Tuesday, May 6, 2014
The Railway Man 
ChicagoTribune (M. Phillips) review
AARP.org (M. Grant) review
RE.com (C. Levine) review
AVClub (A.A. Dowd) review
The Railway Man  (directed by Jonathan Teplitzky, screenplay by Frank Cottrell Boyce and Andy Paterson, based on the memoir of Eric Lomax [IMDb]) tells the remarkable story of Eric Lomax (played as a young British signals officer soon POW after the Fall of Singapore to the Japanese during WW II by Jeremy Irvine and 35 years later as an older still wounded WW II veteran by Colin Firth).
The ignominious defeat of the British by the Japanese in Singapore has been largely blamed on Brits' simultaneously arrogant and incompetent Imperial commanders who had convinced themselves that the Japanese would "never be able to reach Singapore" much less by land via Malaysia (Well they did ...) and when Japanese arrived they proved unable to organize a coherent defense against them. The Commanders' failures, of course, were then horribly paid-for by both Singapore's heavily Chinese citizenry as well as the rank-and-file British/Colonial troops who they handed-over _largely without a fight_ to the Japanese. The Imperial Japanese WHO NEVER HAD MUCH RESPECT FOR P.O.W.s considered the British troops so _unceremoniously_ handed-over to them by their generally gutless brandy drinking commanders as "men without honor." The rest of the story unspooled from there...
Young Lomax along with the other members of his signals (radio) officers were transported from Singapore down to Malaysia and across to Thailand to help build the infamous Siam-Burma Railway about which the famous post-WW II film Bridge Over The River Kwai  was made.
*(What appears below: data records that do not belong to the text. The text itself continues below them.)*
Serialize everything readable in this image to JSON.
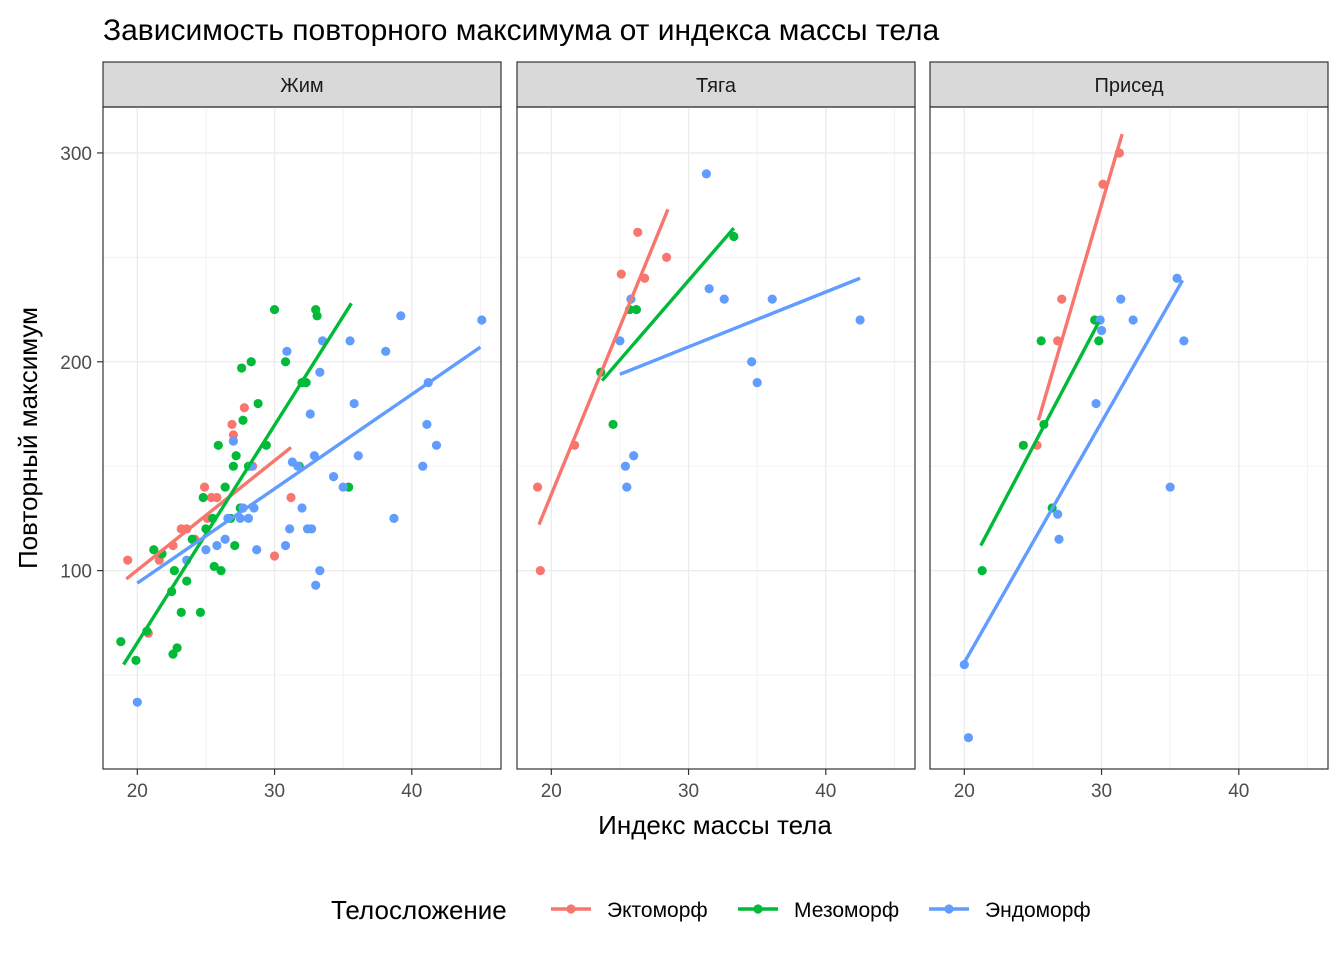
{
  "chart_data": {
    "type": "scatter",
    "title": "Зависимость повторного максимума от индекса массы тела",
    "xlabel": "Индекс массы тела",
    "ylabel": "Повторный максимум",
    "xlim": [
      17.5,
      46.5
    ],
    "ylim": [
      5,
      322
    ],
    "x_ticks": [
      20,
      30,
      40
    ],
    "y_ticks": [
      100,
      200,
      300
    ],
    "grid": true,
    "legend": {
      "title": "Телосложение",
      "position": "bottom",
      "entries": [
        "Эктоморф",
        "Мезоморф",
        "Эндоморф"
      ]
    },
    "colors": {
      "Эктоморф": "#F8766D",
      "Мезоморф": "#00BA38",
      "Эндоморф": "#619CFF"
    },
    "panels": [
      {
        "name": "Жим",
        "series": [
          {
            "name": "Эктоморф",
            "points": [
              [
                19.3,
                105
              ],
              [
                20.8,
                70
              ],
              [
                21.6,
                105
              ],
              [
                22.6,
                112
              ],
              [
                23.2,
                120
              ],
              [
                23.6,
                120
              ],
              [
                24.2,
                115
              ],
              [
                24.9,
                140
              ],
              [
                25.1,
                125
              ],
              [
                25.4,
                135
              ],
              [
                25.8,
                135
              ],
              [
                26.9,
                170
              ],
              [
                27.0,
                165
              ],
              [
                27.8,
                178
              ],
              [
                28.4,
                150
              ],
              [
                30.0,
                107
              ],
              [
                31.2,
                135
              ]
            ],
            "fit": [
              [
                19.2,
                96
              ],
              [
                31.2,
                159
              ]
            ]
          },
          {
            "name": "Мезоморф",
            "points": [
              [
                18.8,
                66
              ],
              [
                19.9,
                57
              ],
              [
                20.7,
                71
              ],
              [
                21.2,
                110
              ],
              [
                21.8,
                108
              ],
              [
                22.5,
                90
              ],
              [
                22.6,
                60
              ],
              [
                22.7,
                100
              ],
              [
                22.9,
                63
              ],
              [
                23.2,
                80
              ],
              [
                23.6,
                95
              ],
              [
                24.0,
                115
              ],
              [
                24.6,
                80
              ],
              [
                24.8,
                135
              ],
              [
                25.0,
                120
              ],
              [
                25.5,
                125
              ],
              [
                25.6,
                102
              ],
              [
                25.9,
                160
              ],
              [
                26.1,
                100
              ],
              [
                26.4,
                140
              ],
              [
                26.8,
                125
              ],
              [
                27.0,
                150
              ],
              [
                27.1,
                112
              ],
              [
                27.2,
                155
              ],
              [
                27.5,
                130
              ],
              [
                27.6,
                197
              ],
              [
                27.7,
                172
              ],
              [
                28.1,
                150
              ],
              [
                28.3,
                200
              ],
              [
                28.8,
                180
              ],
              [
                29.4,
                160
              ],
              [
                30.0,
                225
              ],
              [
                30.8,
                200
              ],
              [
                31.8,
                150
              ],
              [
                32.0,
                190
              ],
              [
                32.3,
                190
              ],
              [
                33.0,
                225
              ],
              [
                33.1,
                222
              ],
              [
                35.4,
                140
              ]
            ],
            "fit": [
              [
                19.0,
                55
              ],
              [
                35.6,
                228
              ]
            ]
          },
          {
            "name": "Эндоморф",
            "points": [
              [
                20.0,
                37
              ],
              [
                23.6,
                105
              ],
              [
                25.0,
                110
              ],
              [
                25.8,
                112
              ],
              [
                26.4,
                115
              ],
              [
                26.6,
                125
              ],
              [
                27.0,
                162
              ],
              [
                27.5,
                125
              ],
              [
                27.7,
                130
              ],
              [
                28.1,
                125
              ],
              [
                28.3,
                150
              ],
              [
                28.5,
                130
              ],
              [
                28.7,
                110
              ],
              [
                30.8,
                112
              ],
              [
                30.9,
                205
              ],
              [
                31.1,
                120
              ],
              [
                31.3,
                152
              ],
              [
                31.7,
                150
              ],
              [
                32.0,
                130
              ],
              [
                32.4,
                120
              ],
              [
                32.6,
                175
              ],
              [
                32.7,
                120
              ],
              [
                32.9,
                155
              ],
              [
                33.0,
                93
              ],
              [
                33.3,
                100
              ],
              [
                33.3,
                195
              ],
              [
                33.5,
                210
              ],
              [
                34.3,
                145
              ],
              [
                35.0,
                140
              ],
              [
                35.5,
                210
              ],
              [
                35.8,
                180
              ],
              [
                36.1,
                155
              ],
              [
                38.1,
                205
              ],
              [
                38.7,
                125
              ],
              [
                39.2,
                222
              ],
              [
                40.8,
                150
              ],
              [
                41.1,
                170
              ],
              [
                41.2,
                190
              ],
              [
                41.8,
                160
              ],
              [
                45.1,
                220
              ]
            ],
            "fit": [
              [
                20.0,
                94
              ],
              [
                45.0,
                207
              ]
            ]
          }
        ]
      },
      {
        "name": "Тяга",
        "series": [
          {
            "name": "Эктоморф",
            "points": [
              [
                19.0,
                140
              ],
              [
                19.2,
                100
              ],
              [
                21.7,
                160
              ],
              [
                25.1,
                242
              ],
              [
                26.3,
                262
              ],
              [
                26.8,
                240
              ],
              [
                28.4,
                250
              ]
            ],
            "fit": [
              [
                19.1,
                122
              ],
              [
                28.5,
                273
              ]
            ]
          },
          {
            "name": "Мезоморф",
            "points": [
              [
                23.6,
                195
              ],
              [
                24.5,
                170
              ],
              [
                25.7,
                225
              ],
              [
                26.2,
                225
              ],
              [
                33.3,
                260
              ]
            ],
            "fit": [
              [
                23.7,
                191
              ],
              [
                33.3,
                264
              ]
            ]
          },
          {
            "name": "Эндоморф",
            "points": [
              [
                25.0,
                210
              ],
              [
                25.4,
                150
              ],
              [
                25.5,
                140
              ],
              [
                25.8,
                230
              ],
              [
                26.0,
                155
              ],
              [
                31.3,
                290
              ],
              [
                31.5,
                235
              ],
              [
                32.6,
                230
              ],
              [
                34.6,
                200
              ],
              [
                35.0,
                190
              ],
              [
                36.1,
                230
              ],
              [
                42.5,
                220
              ]
            ],
            "fit": [
              [
                25.0,
                194
              ],
              [
                42.5,
                240
              ]
            ]
          }
        ]
      },
      {
        "name": "Присед",
        "series": [
          {
            "name": "Эктоморф",
            "points": [
              [
                25.3,
                160
              ],
              [
                26.8,
                210
              ],
              [
                27.1,
                230
              ],
              [
                30.1,
                285
              ],
              [
                31.3,
                300
              ]
            ],
            "fit": [
              [
                25.4,
                172
              ],
              [
                31.5,
                309
              ]
            ]
          },
          {
            "name": "Мезоморф",
            "points": [
              [
                21.3,
                100
              ],
              [
                24.3,
                160
              ],
              [
                25.6,
                210
              ],
              [
                25.8,
                170
              ],
              [
                26.4,
                130
              ],
              [
                29.5,
                220
              ],
              [
                29.8,
                210
              ]
            ],
            "fit": [
              [
                21.2,
                112
              ],
              [
                29.8,
                219
              ]
            ]
          },
          {
            "name": "Эндоморф",
            "points": [
              [
                20.0,
                55
              ],
              [
                20.3,
                20
              ],
              [
                26.8,
                127
              ],
              [
                26.9,
                115
              ],
              [
                29.6,
                180
              ],
              [
                29.9,
                220
              ],
              [
                30.0,
                215
              ],
              [
                31.4,
                230
              ],
              [
                32.3,
                220
              ],
              [
                35.0,
                140
              ],
              [
                35.5,
                240
              ],
              [
                36.0,
                210
              ]
            ],
            "fit": [
              [
                20.0,
                56
              ],
              [
                35.9,
                239
              ]
            ]
          }
        ]
      }
    ]
  }
}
The British POWs were horribly mistreated. Asked at one point why they were being so inhumanly treated, a Japanese guard tells them: "You are men without honor. You (simply) surrendered." To which Lomax and his compatriots respond, "WE didn't." But they had, or at least were surrendered (by gutless commanders) and now were being worked to death under unbearable sweltering conditions by their Japanese captors who considered them unworthy of concern.
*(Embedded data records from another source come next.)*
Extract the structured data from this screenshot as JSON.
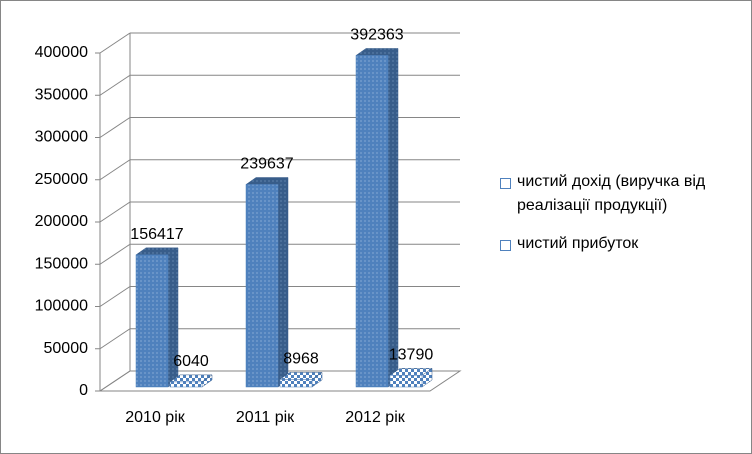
{
  "chart_data": {
    "type": "bar",
    "categories": [
      "2010 рік",
      "2011 рік",
      "2012 рік"
    ],
    "series": [
      {
        "name": "чистий дохід (виручка від реалізації продукції)",
        "color": "#4f81bd",
        "values": [
          156417,
          239637,
          392363
        ]
      },
      {
        "name": "чистий прибуток",
        "color": "#4f81bd",
        "values": [
          6040,
          8968,
          13790
        ]
      }
    ],
    "ylim": [
      0,
      400000
    ],
    "yticks": [
      0,
      50000,
      100000,
      150000,
      200000,
      250000,
      300000,
      350000,
      400000
    ],
    "grid": true,
    "legend": "right"
  }
}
What to do? Well these were former signals officers. So with commandeered parts (and a couple of key vacuum tubes still secreted away with them from their radio sets back in Singapore -- and hidden from their Japanese captors) they build a radio set TO SIMPLY CATCH NEWS ABOUT THE WAR (Here the wartime BBC is shown serving its truly legendary inspiring role during the worst days of WW II). Inevitably the radio war discovered. Lomax in particular was tortured for having assembled it. But at least they were resisting rather than simply following orders.
Eventually, of course, the Japanese lost the war and the British POWs in Thailand were freed. What now? How do these scarred, beaten men get fixed?
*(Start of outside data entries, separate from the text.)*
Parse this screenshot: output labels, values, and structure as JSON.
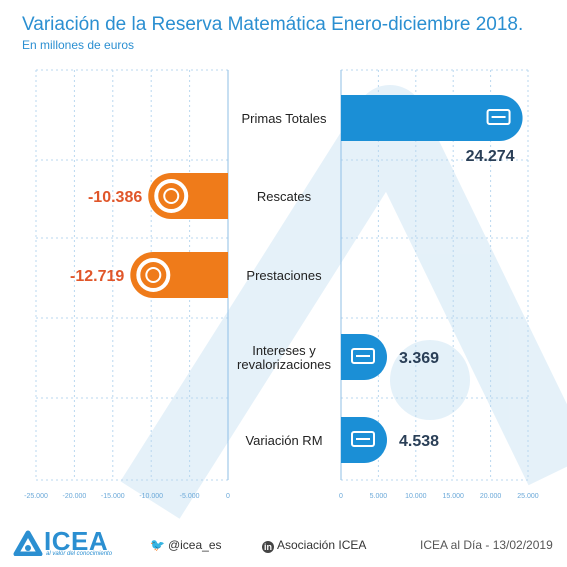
{
  "header": {
    "title": "Variación de la Reserva Matemática Enero-diciembre 2018.",
    "subtitle": "En millones de euros"
  },
  "chart_data": {
    "type": "bar",
    "orientation": "horizontal",
    "categories": [
      "Primas Totales",
      "Rescates",
      "Prestaciones",
      "Intereses y revalorizaciones",
      "Variación RM"
    ],
    "category_lines": [
      [
        "Primas Totales"
      ],
      [
        "Rescates"
      ],
      [
        "Prestaciones"
      ],
      [
        "Intereses y",
        "revalorizaciones"
      ],
      [
        "Variación RM"
      ]
    ],
    "values": [
      24274,
      -10386,
      -12719,
      3369,
      4538
    ],
    "value_labels": [
      "24.274",
      "-10.386",
      "-12.719",
      "3.369",
      "4.538"
    ],
    "icons": [
      "money-stack-icon",
      "lifebuoy-icon",
      "calculator-coins-icon",
      "growth-chart-icon",
      "safe-icon"
    ],
    "negative_ticks": [
      "-25.000",
      "-20.000",
      "-15.000",
      "-10.000",
      "-5.000",
      "0"
    ],
    "positive_ticks": [
      "0",
      "5.000",
      "10.000",
      "15.000",
      "20.000",
      "25.000"
    ],
    "xlim_negative": [
      -25000,
      0
    ],
    "xlim_positive": [
      0,
      25000
    ],
    "grid": true,
    "colors": {
      "positive": "#1b8fd6",
      "negative": "#ef7b1a",
      "negative_label": "#e0562a",
      "positive_label": "#2a3f57"
    }
  },
  "footer": {
    "logo_text": "ICEA",
    "logo_tagline": "al valor del conocimiento",
    "twitter": "@icea_es",
    "linkedin": "Asociación ICEA",
    "date": "ICEA al Día - 13/02/2019"
  }
}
Well as in the U.S., these vets now back in Britain would meet, talk (and not talk...) about past events, but mainly just remain together as an understandably rather closed group, understanding that truthfully almost no one "outside" could possibly understand.
But life does go on ... and so in 1980 (!) Lomax (now played by Colin Firth) finds by chance on a train a woman named Patti (played by Nicole Kidman) who he soon falls in love with and they marry. Yet, though finding himself in a position to (finally) be happy ... what's today called Post Traumatic Stress Disorder sets in. He starts having terrible nightmares recalling the worst moments of his captivity building the railroad in Thailand. But Patti happens to be a former nurse and she both decides and proves to have the skills to help. There's also a friend and fellow vet/POW Filnay (played when young during the War/Captivity by Sam Reid and later in 1980 by Stellan Skarsgård). Finally, they all find (and are appalled) that apparently one of the former Japanese officers, named Takeshi Nagase (played when young by Tanroh Ishida and as an older man by Hiroyuki Sanada), who had served as an interpreter during their torture and interrogations during the War, had apparently opened "a Museum" (!) on the Siam-Burma line (to help explain how it was built). This offers an opportunity for Lomax, Finley, et al, to finally confront their horrific past AND BE ABLE TO DO SOMETHING ABOUT IT.
The rest of the story, which IMHO is truly remarkable, unspools from there ... and certainly offers much to reflect on and to talk about afterwards.